Dans son article, l’intellectuel allemand demande à la doctrine sociale de
l’Eglise de se réveiller de son "sommeil de Belle au Bois Dormant" et
de se consacrer à une "contestation radicale" du capitalisme que rend
indispensable l’actuel "effondrement évident" de celui-ci.
Une fois "Caritas in veritate" publiée, il sera donc intéressant de
voir quel commentaire Böckenförde en fera.
En attendant, on peut lire ci-dessous son article bombe, publié en Italie
par "Il Regno", n° 10 de 2009:
L'homme fonctionnel. Capitalisme, propriété, rôle
des Etats
par Ernst-Wolfgang Böckenförde
La crise bancaire et donc économique qui nous a frappés et qui est encore
loin d’être finie soulève bien des questions. Est-elle due à
l’irresponsabilité et à l’avidité de nombreuses banques, notamment les
banques d’investissement? Ou à l’absence de règles rigides pour les marchés
financiers internationaux, au mauvais fonctionnement de la surveillance des
banques et de la finance, à la séparation et à l’indépendance de l’économie
financière virtuelle (et acrobatique) vis-à-vis
de l’économie réelle de la production et des biens? Plusieurs facteurs de ce
genre y ont probablement contribué, associés à une confiance ingénue en un
marché "libre" et sans règles.
Mais rechercher les causes uniquement dans cette direction ne mène pas loin.
En effet le système qui s’est constitué pendant des décennies dans ce
domaine avec succès et avec de gros profits matériels mais aussi avec un
écart croissant entre les pauvres et les riches, ce "turbo-capitalisme"
(comme l’appelle Helmut Schmidt) qui a atteint,
avec la globalisation mondiale, une qualité nouvelle avant de provoquer un
effondrement, ne peut pas être défini et expliqué en se référant seulement
aux comportements fautifs d’individus ou de groupes.

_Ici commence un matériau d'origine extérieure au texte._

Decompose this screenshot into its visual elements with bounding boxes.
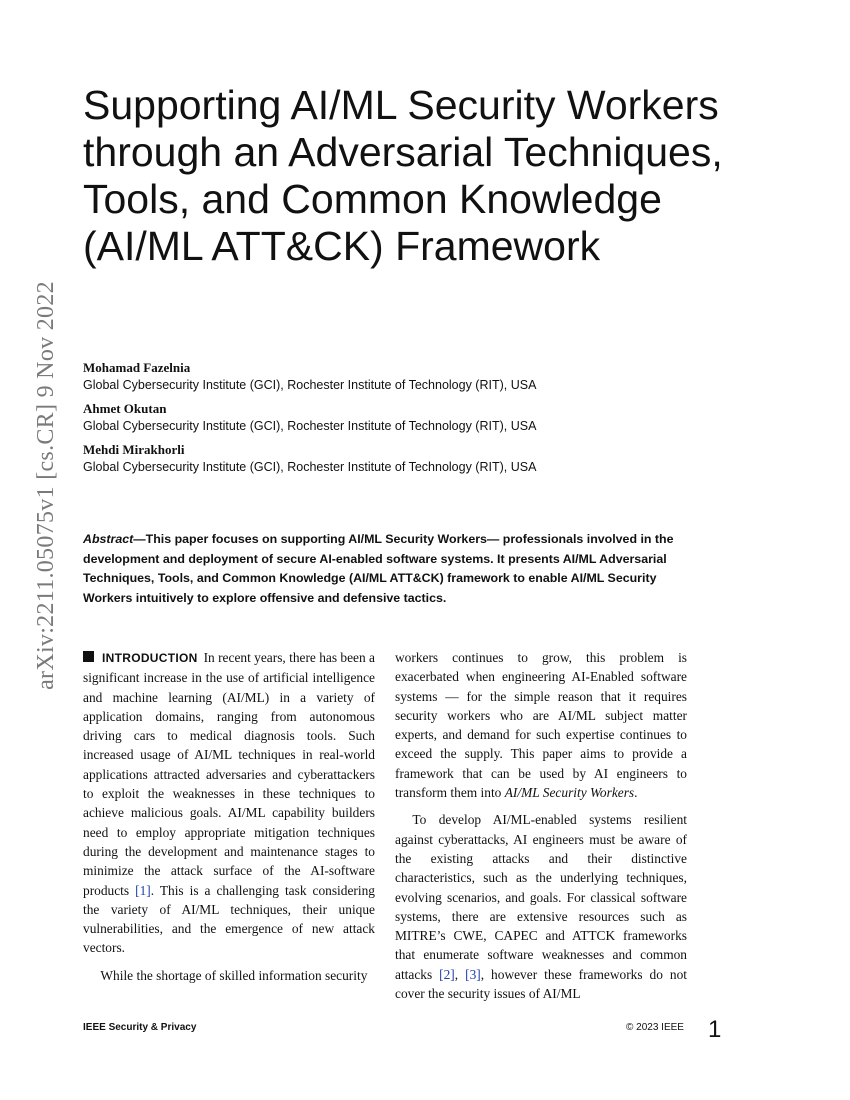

Certes cela peut avoir joué un rôle, mais plus globalement il s’agit des
résultats d’un système d’interaction consolidé et très répandu qui suit une
logique fonctionnelle propre à laquelle il soumet tout le reste. Ce système
d’interaction s’est transformé en un système d’action: le capitalisme
moderne. Celui-ci forge le comportement économique (et
aussi, en partie, non économique) des individus et l’intègre dans
le système. Ils sont sûrement acteurs mais, dans leur comportement, ils
suivent moins une libre impulsion interne que les incitations venant du
système et de sa logique fonctionnelle.
LE CARACTÈRE INHUMAIN DU CAPITALISME
Mais comment se présente plus précisément le capitalisme moderne comme
système d’action? Un grand sociologue humaniste du XXe siècle, Hans Freyer,
peut nous aider à répondre. Dans son livre "Theorie des gegenwärtigen
Zeitalters [Théorie de l’époque actuelle]", il parle des "systèmes
secondaires" comme de produits spécifiques du monde industrialisé moderne et
en analyse la structure avec précision (1).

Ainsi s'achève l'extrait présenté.